Bulva
Bulva

Reputation: 1248

Sharing cx_Oracle cursor between threads or processes

I have a database in Oracle. I need to export some data, process them and save the data into the file. In the table is oracle sdo_geom and I need convert the geometry into the WKT format. The geometry is really big, a big polygons with thousand of vertices. I am using SDO_UTIL.TO_WKTGEOMETRY() function but it takes too long. Selecting (converting the geometry) into the database is a bottleneck in this case.
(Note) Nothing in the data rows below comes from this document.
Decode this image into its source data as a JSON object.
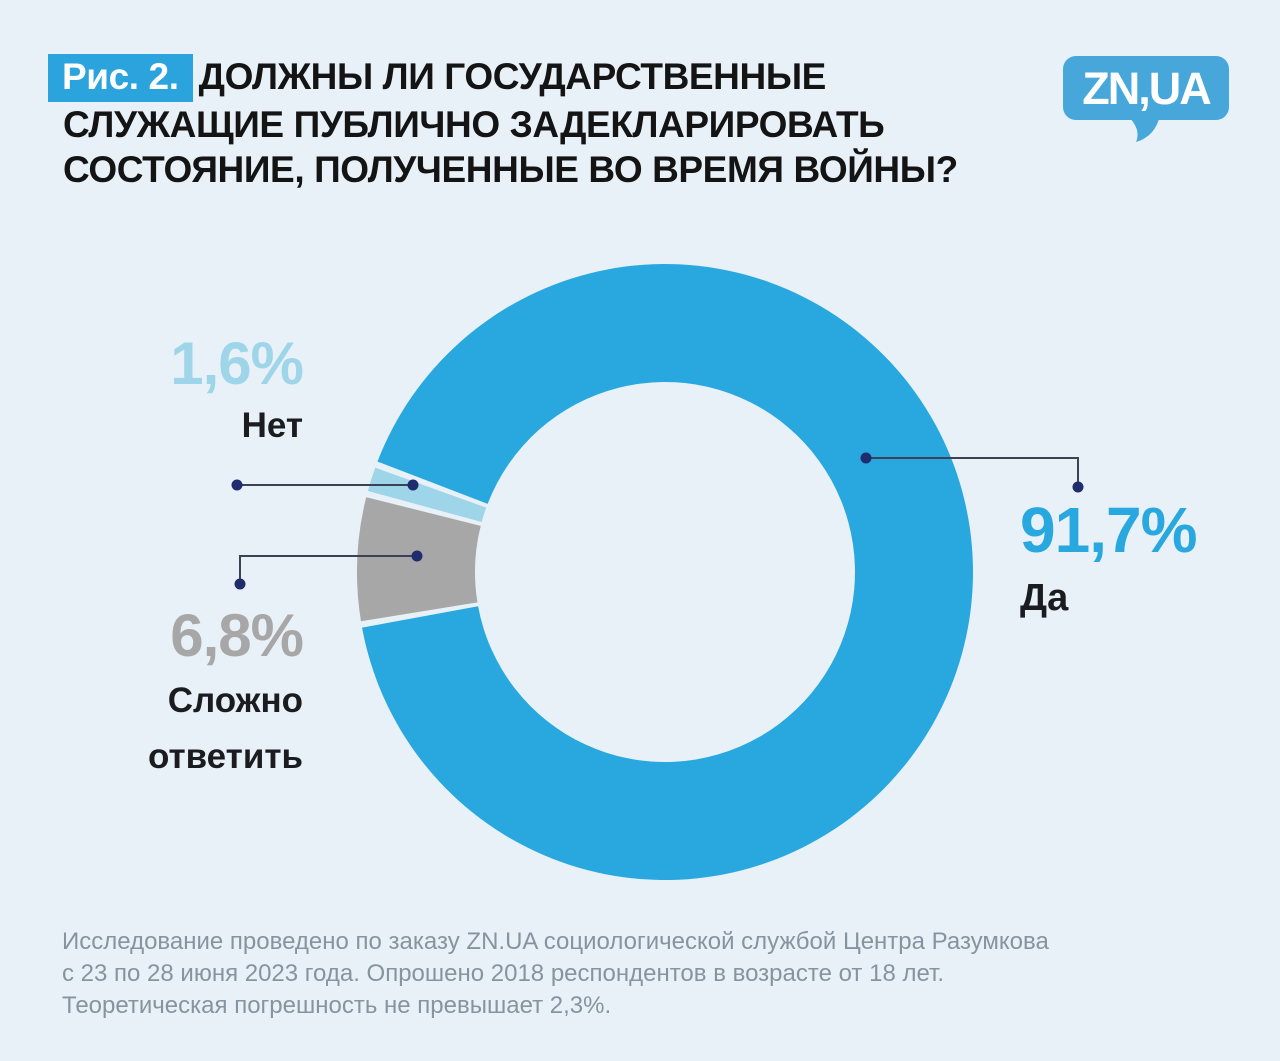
{
  "figure": {
    "badge": "Рис. 2.",
    "title_lines": [
      "ДОЛЖНЫ ЛИ ГОСУДАРСТВЕННЫЕ",
      "СЛУЖАЩИЕ ПУБЛИЧНО ЗАДЕКЛАРИРОВАТЬ",
      "СОСТОЯНИЕ, ПОЛУЧЕННЫЕ ВО ВРЕМЯ ВОЙНЫ?"
    ]
  },
  "logo": {
    "text": "ZN,UA",
    "color": "#47A7DB"
  },
  "chart_data": {
    "type": "pie",
    "subtype": "donut",
    "title": "Должны ли государственные служащие публично задекларировать состояние, полученные во время войны?",
    "legend_position": "callouts",
    "slices": [
      {
        "label": "Да",
        "label_lines": [
          "Да"
        ],
        "value": 91.7,
        "display_value": "91,7%",
        "color": "#29A8DF"
      },
      {
        "label": "Нет",
        "label_lines": [
          "Нет"
        ],
        "value": 1.6,
        "display_value": "1,6%",
        "color": "#9FD5E9"
      },
      {
        "label": "Сложно ответить",
        "label_lines": [
          "Сложно",
          "ответить"
        ],
        "value": 6.8,
        "display_value": "6,8%",
        "color": "#A7A7A7"
      }
    ]
  },
  "footnote_lines": [
    "Исследование проведено по заказу ZN.UA социологической службой Центра Разумкова",
    "с 23 по 28 июня 2023 года. Опрошено 2018 респондентов в возрасте от 18 лет.",
    "Теоретическая погрешность не превышает 2,3%."
  ],
  "colors": {
    "background": "#E8F1F8",
    "badge": "#2BA3DC",
    "title_text": "#141414",
    "footnote_text": "#8893A0",
    "leader_line": "#3A4254",
    "leader_dot": "#1F2C6E"
  }
}
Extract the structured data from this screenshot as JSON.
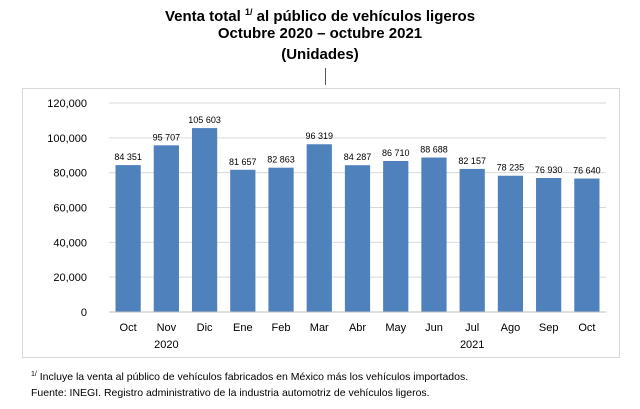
{
  "header": {
    "title_pre": "Venta total",
    "title_sup": "1/",
    "title_post": "al público de vehículos ligeros",
    "subtitle": "Octubre 2020 – octubre 2021",
    "units": "(Unidades)"
  },
  "footnotes": {
    "note_sup": "1/",
    "note_text": "Incluye la venta al público de vehículos fabricados en México más los vehículos importados.",
    "source": "Fuente: INEGI. Registro administrativo de la industria automotriz de vehículos ligeros."
  },
  "chart_data": {
    "type": "bar",
    "categories": [
      "Oct",
      "Nov",
      "Dic",
      "Ene",
      "Feb",
      "Mar",
      "Abr",
      "May",
      "Jun",
      "Jul",
      "Ago",
      "Sep",
      "Oct"
    ],
    "year_labels": [
      {
        "text": "2020",
        "category_index": 1
      },
      {
        "text": "2021",
        "category_index": 9
      }
    ],
    "values": [
      84351,
      95707,
      105603,
      81657,
      82863,
      96319,
      84287,
      86710,
      88688,
      82157,
      78235,
      76930,
      76640
    ],
    "data_labels": [
      "84 351",
      "95 707",
      "105 603",
      "81 657",
      "82 863",
      "96 319",
      "84 287",
      "86 710",
      "88 688",
      "82 157",
      "78 235",
      "76 930",
      "76 640"
    ],
    "yticks": [
      "0",
      "20,000",
      "40,000",
      "60,000",
      "80,000",
      "100,000",
      "120,000"
    ],
    "ylim": [
      0,
      120000
    ],
    "grid": true,
    "bar_color": "#4f81bd",
    "grid_color": "#d9d9d9"
  }
}
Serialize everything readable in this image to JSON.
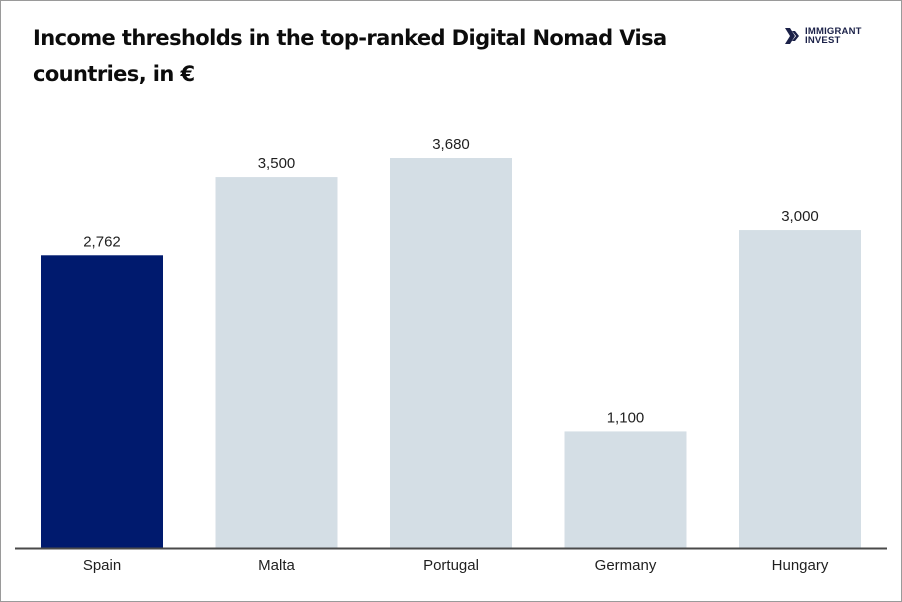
{
  "chart_data": {
    "type": "bar",
    "title": "Income thresholds in the top-ranked Digital Nomad Visa countries, in €",
    "categories": [
      "Spain",
      "Malta",
      "Portugal",
      "Germany",
      "Hungary"
    ],
    "values": [
      2762,
      3500,
      3680,
      1100,
      3000
    ],
    "value_labels": [
      "2,762",
      "3,500",
      "3,680",
      "1,100",
      "3,000"
    ],
    "highlight_index": 0,
    "xlabel": "",
    "ylabel": "",
    "ylim": [
      0,
      3680
    ],
    "grid": false,
    "legend": "none",
    "colors": {
      "highlight": "#001a6e",
      "default": "#d4dee5",
      "baseline": "#4a4a4a"
    }
  },
  "header": {
    "title_line1": "Income thresholds in the top-ranked Digital Nomad Visa",
    "title_line2": "countries, in €"
  },
  "brand": {
    "icon": "double-chevron-icon",
    "line1": "IMMIGRANT",
    "line2": "INVEST"
  }
}
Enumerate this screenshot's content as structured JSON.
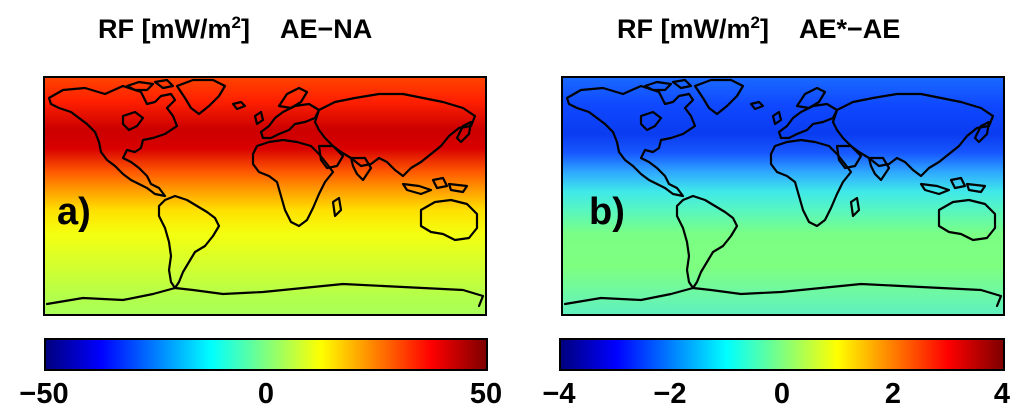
{
  "panels": [
    {
      "title": {
        "prefix": "RF [mW/m",
        "sup": "2",
        "suffix": "]",
        "case": "AE−NA"
      },
      "label": "a)",
      "colorbar": {
        "min": -50,
        "max": 50,
        "ticks": [
          "−50",
          "0",
          "50"
        ],
        "colormap": "jet"
      }
    },
    {
      "title": {
        "prefix": "RF [mW/m",
        "sup": "2",
        "suffix": "]",
        "case": "AE*−AE"
      },
      "label": "b)",
      "colorbar": {
        "min": -4,
        "max": 4,
        "ticks": [
          "−4",
          "−2",
          "0",
          "2",
          "4"
        ],
        "colormap": "jet"
      }
    }
  ],
  "colors": {
    "jet": [
      "#00007f",
      "#0000ff",
      "#007fff",
      "#00ffff",
      "#7fff7f",
      "#ffff00",
      "#ff7f00",
      "#ff0000",
      "#7f0000"
    ],
    "coastline": "#000000"
  }
}
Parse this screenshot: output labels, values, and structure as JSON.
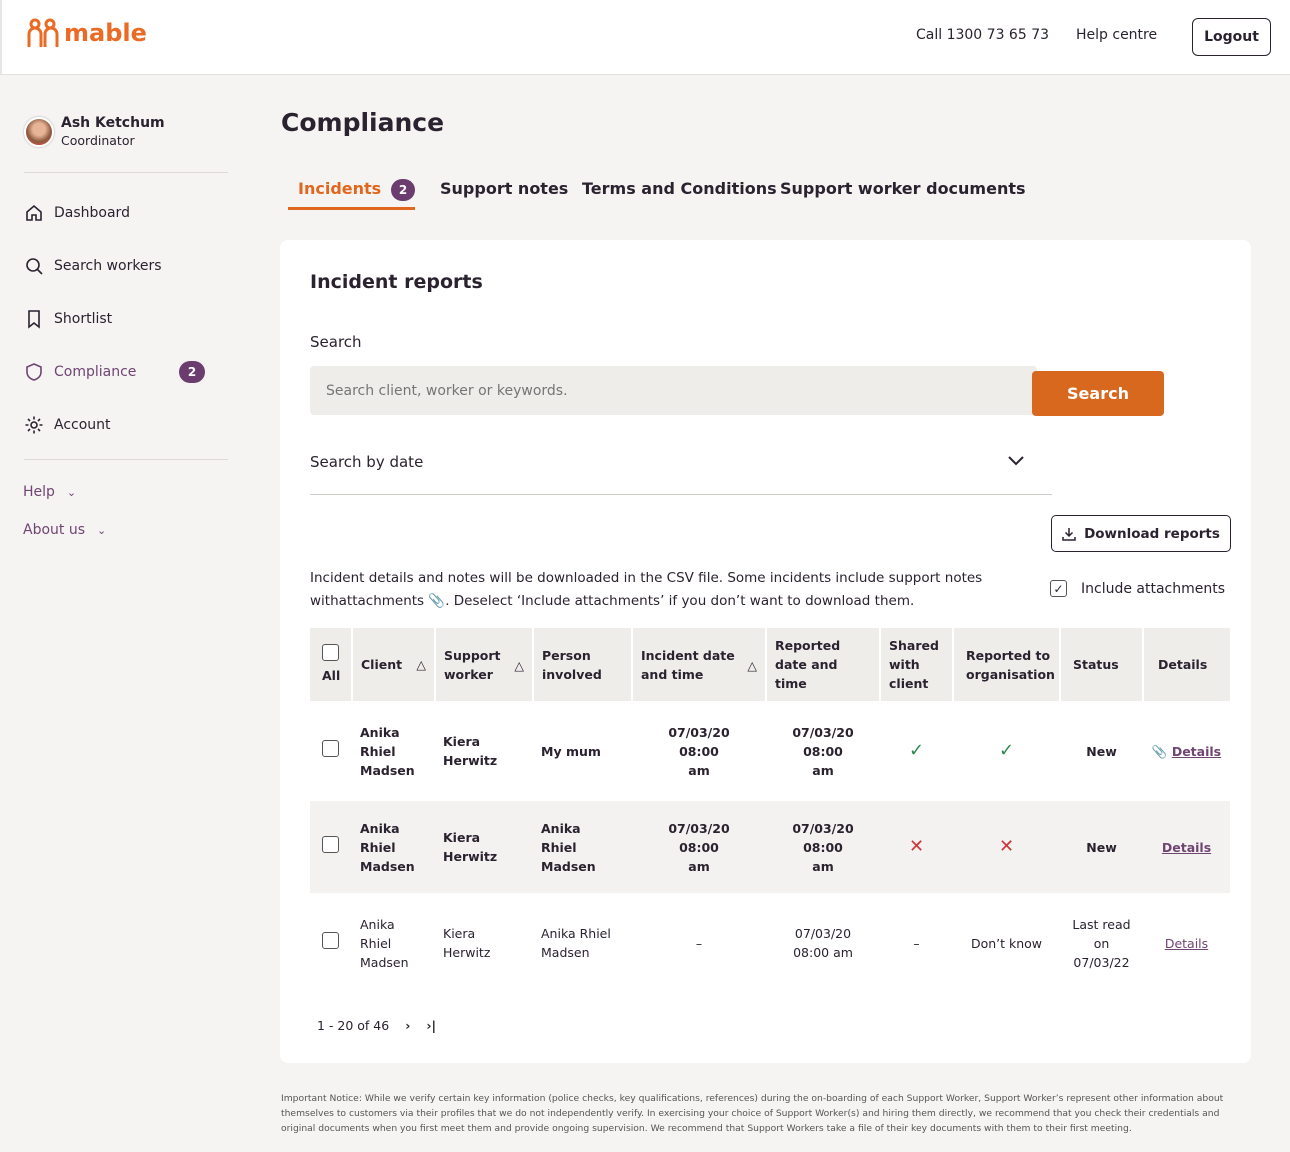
{
  "header": {
    "logo": "mable",
    "call": "Call 1300 73 65 73",
    "help": "Help centre",
    "logout": "Logout"
  },
  "user": {
    "name": "Ash Ketchum",
    "role": "Coordinator"
  },
  "sidebar": {
    "items": [
      {
        "label": "Dashboard",
        "icon": "home-icon"
      },
      {
        "label": "Search workers",
        "icon": "search-icon"
      },
      {
        "label": "Shortlist",
        "icon": "bookmark-icon"
      },
      {
        "label": "Compliance",
        "icon": "shield-icon",
        "badge": "2",
        "active": true
      },
      {
        "label": "Account",
        "icon": "gear-icon"
      }
    ],
    "help": "Help",
    "about": "About us"
  },
  "page": {
    "title": "Compliance",
    "tabs": [
      {
        "label": "Incidents",
        "badge": "2"
      },
      {
        "label": "Support notes"
      },
      {
        "label": "Terms and Conditions"
      },
      {
        "label": "Support worker documents"
      }
    ]
  },
  "card": {
    "title": "Incident reports",
    "search_label": "Search",
    "search_placeholder": "Search client, worker or keywords.",
    "search_button": "Search",
    "date_label": "Search by date",
    "download": "Download reports",
    "info_1": "Incident details and notes will be downloaded in the CSV file. Some incidents include support notes",
    "info_2": "withattachments",
    "info_3": ". Deselect ‘Include attachments’ if you don’t want to download them.",
    "include_attachments": "Include attachments",
    "include_checked": true
  },
  "table": {
    "all": "All",
    "headers": [
      "Client",
      "Support worker",
      "Person involved",
      "Incident date and time",
      "Reported date and time",
      "Shared with client",
      "Reported to organisation",
      "Status",
      "Details"
    ],
    "rows": [
      {
        "client": "Anika Rhiel Madsen",
        "worker": "Kiera Herwitz",
        "person": "My mum",
        "incident": "07/03/20 08:00 am",
        "reported": "07/03/20 08:00 am",
        "shared": "yes",
        "reported_org": "yes",
        "status": "New",
        "details": "Details",
        "attachment": true,
        "bold": true
      },
      {
        "client": "Anika Rhiel Madsen",
        "worker": "Kiera Herwitz",
        "person": "Anika Rhiel Madsen",
        "incident": "07/03/20 08:00 am",
        "reported": "07/03/20 08:00 am",
        "shared": "no",
        "reported_org": "no",
        "status": "New",
        "details": "Details",
        "attachment": false,
        "bold": true
      },
      {
        "client": "Anika Rhiel Madsen",
        "worker": "Kiera Herwitz",
        "person": "Anika Rhiel Madsen",
        "incident": "–",
        "reported": "07/03/20 08:00 am",
        "shared": "–",
        "reported_org": "Don’t know",
        "status": "Last read on 07/03/22",
        "details": "Details",
        "attachment": false,
        "bold": false
      }
    ]
  },
  "pagination": {
    "range": "1 - 20 of 46"
  },
  "notice": "Important Notice: While we verify certain key information (police checks, key qualifications, references) during the on-boarding of each Support Worker, Support Worker’s represent other information about themselves to customers via their profiles that we do not independently verify. In exercising your choice of Support Worker(s) and hiring them directly, we recommend that you check their credentials and original documents when you first meet them and provide ongoing supervision. We recommend that Support Workers take a file of their key documents with them to their first meeting.",
  "colors": {
    "brand": "#e2671e",
    "accent": "#6b3c6e",
    "success": "#2f8a4f",
    "error": "#d0343a"
  }
}
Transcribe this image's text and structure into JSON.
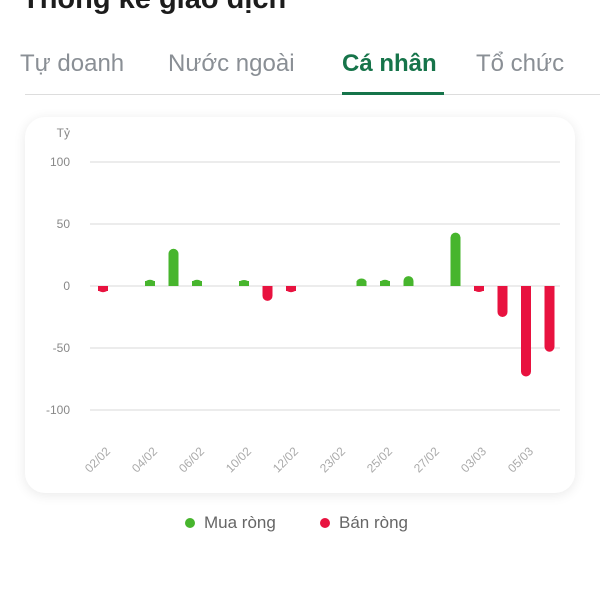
{
  "header": {
    "title": "Thống kê giao dịch"
  },
  "tabs": [
    {
      "label": "Tự doanh"
    },
    {
      "label": "Nước ngoài"
    },
    {
      "label": "Cá nhân",
      "active": true
    },
    {
      "label": "Tổ chức"
    }
  ],
  "colors": {
    "accent": "#16744a",
    "buy": "#47b52d",
    "sell": "#e8123f"
  },
  "chart_data": {
    "type": "bar",
    "ylabel": "Tỷ",
    "ylim": [
      -100,
      100
    ],
    "yticks": [
      100,
      50,
      0,
      -50,
      -100
    ],
    "grid": true,
    "legend_position": "bottom",
    "categories": [
      "02/02",
      "",
      "04/02",
      "",
      "06/02",
      "",
      "10/02",
      "",
      "12/02",
      "",
      "23/02",
      "",
      "25/02",
      "",
      "27/02",
      "",
      "03/03",
      "",
      "05/03",
      ""
    ],
    "values": [
      -5,
      null,
      5,
      30,
      5,
      null,
      4,
      -12,
      -5,
      null,
      null,
      6,
      5,
      8,
      null,
      43,
      -3,
      -25,
      -73,
      -53
    ],
    "series_names": {
      "positive": "Mua ròng",
      "negative": "Bán ròng"
    }
  }
}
I think about multihreading or multiprocessing in Python. The scenario should looks something like this:

  1. Create connection to the database
  2. Create cx_Oracle.cursor
  3. Then start multiple threads or processes sharing the cursor
  4. In every thread (or process) I will select the data from the database (the same table) by chunks
  5. Then the all the data will be send to the thread or process responsible for processing the data and saving to the file

I am selecting the data using fetchmany() via chunks:

def get_row_chunks(self):
    while True:
        rows = self.cursor.fetchmany()
        if not rows:
            break
        yield rows

So my question is, is it possible to solve this problem using multithreading or multiprocessing and how (using cx_Oracle) or psycopg2 for PostgreSQL I think it doesn't matter. The cursor has the same behaviour in these libraries I think. Or is it not possible easily share cursor between threads or processes.

Possible solution will be pregenerate the WKT geometry in the database but this looks to me more general solution.

Upvotes: 0

Views: 1712

Answers (1)

Anthony Tuininga
Anthony Tuininga

Reputation: 7096

You cannot perform more than one action on a cursor or connection in cx_Oracle simultaneously. So you can't do simultaneous fetches, for example. If you attempt to do so you will discover that the fetches block. As such, I would suggest that you simply perform the fetch in one thread and pass the data fetched off to another thread or threads for processing.

The other possibility is to create a pool which permits you to create multiple connections and use them in multiple threads (use the threaded=True parameter when you create the pool). You can then use each connection to query a different portion of the data.